With their neon clothing and flowing hair, the figures that Kristen Liu-Wong paints look like they could kick the shit out of you.
A few clues might lead you to that realization: their bared and sharp teeth; their dark, almost pupil-less eyes; their brightly painted, talonlike fingernails; their unconcealed weapons.
In A Choice, a mysterious figure turns to the viewers as if caught in the middle of something. There’s a knife at her thigh, held in place by a high-tech cuff that seems to have buttons on it. She’s bleeding from a couple of places and there’s a strange, blue-and-pink gun propped up next to her. A broken window shows a glimmer of the sky outside and in the midst of it all a can of orange Fanta peeks out from around the corner.
Liu-Wong takes us on a journey with her acrylic pieces: She asks that we follow her into scenes from the not-so-distant future in which close battles must be fought in Spandex outfits and with weapons we don’t even know about yet. Take, for instance, a blade that protrudes from a spiked latex sleeve that makes the wearer look more like she has a tentacle than an arm.
For her current solo show, “Conflict/Resolution,” Liu-Wong created a series of brightly colored scenes that ooze “aggression and violence and other human emotions like that.” In each piece she captures “the conflict in our own natures,” the figures standing in for different sides of the human psyche.
“They stand in for parts of myself but they’re really heightened parts of myself,” Liu-Wong says. “They’re a lot stronger and fiercer than I am. In my everyday life I’m just a normal person. I’m not wearing Spandex onesies and shooting guns off. It’s kind of like a bit of escapism for me, but they also reflect all of the parts of myself — the vulnerabilities too and the weaknesses. The petty impulses.”
They also reflect her fascination with the contraptions of the future, a curiosity she’s been stoking since she was young.
“I was really into technology as a kid,” Liu-Wong says. “I loved Inspector Gadget. I loved the idea of the convenience in one thing, you know? That was just so amazing to me. And I liked technology because it’s kind of limitless in how you can make it up.”
Exploring these possibilities through art isn’t new to her, either.
“I had a little fake notebook that I made that I drew computer symbols and stuff all over when I was a little kid,” Liu-Wong says. “I used to carry it around and pretend that it was like everything I needed — like a vending machine, a computer.

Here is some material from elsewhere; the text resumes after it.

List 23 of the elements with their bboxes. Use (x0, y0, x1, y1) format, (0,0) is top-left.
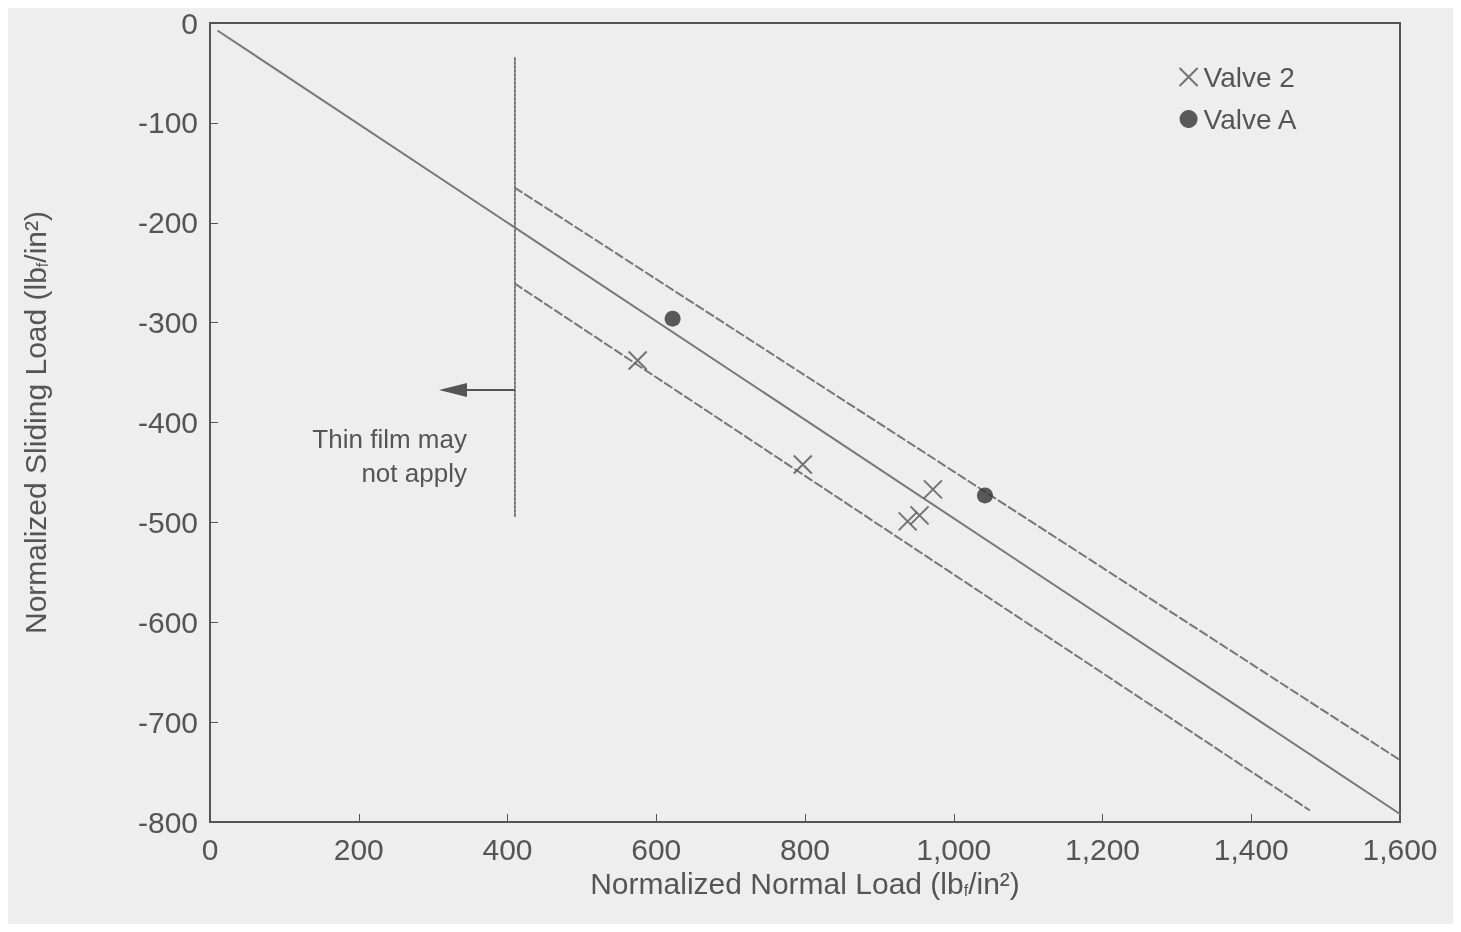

Just because I was really into that whole idea of being ready for everything, you know?”
The figures are clearly ready to fight — they have the tools and they have the brawn — but it’s not like each piece is supposed to be all fight and no play. You can catch Liu-Wong’s sense of humor in the little details, such as a still-smoldering cigarette butt or a pair of bunny slippers. In college, Liu-Wong was afraid of making art that “took itself too seriously.” Now she’s found a way to combine the two sides of her art making.
“I’m not some dark, brooding poet,” Liu-Wong says. “I wanted to always have a sense of humor in my work. And I still try to keep that around. I’m allowing myself to be a little more introspective with these pieces and I’m trying to take my work more seriously now. And just dig a little deeper with it. But it’s still fun to make silly things, too.”
And if the figures seem sexy, it’s because they sure as hell are meant to be.
“When I first started painting about sex, I’d say it was more from a curious, like, kind of distant standpoint,” says Liu-Wong. “Just because when I first started painting, I had just started having sex, because I was still young. And so as I’ve gotten older and probably more comfortable with my own sexuality, I’ve discovered that my women — they look more confident, too.”
As a hopeful illustrator, though, Liu-Wong often found that something as simple as her color choice got her quickly pigeonholed. One art director told her that he initially dismissed her work because he imagined she was just “another cute girl illustrator.” He ultimately ended up digging her work.
If anyone can convince the viewer that the color pink isn’t mutually exclusive with violence and fierceness, it’s definitely Liu-Wong.
“I don’t want my pieces to be like, ‘Oh, she looks sexy,’ and that’s where it ends,” she says.
We never quite know how it ends, really. We don’t find out who wins the fight or if the mysterious girl who burst through the windows ends up finding what she was looking for in the first place. This is Liu-Wong’s first big solo show, so we might find out later — but the real fun may lie in imagining the end of the story of ourselves.
“Conflict/Resolution,” Corey Helford Gallery, 571 S. Anderson St., Boyle Heights; through Oct. 21. coreyhelfordgallery.com.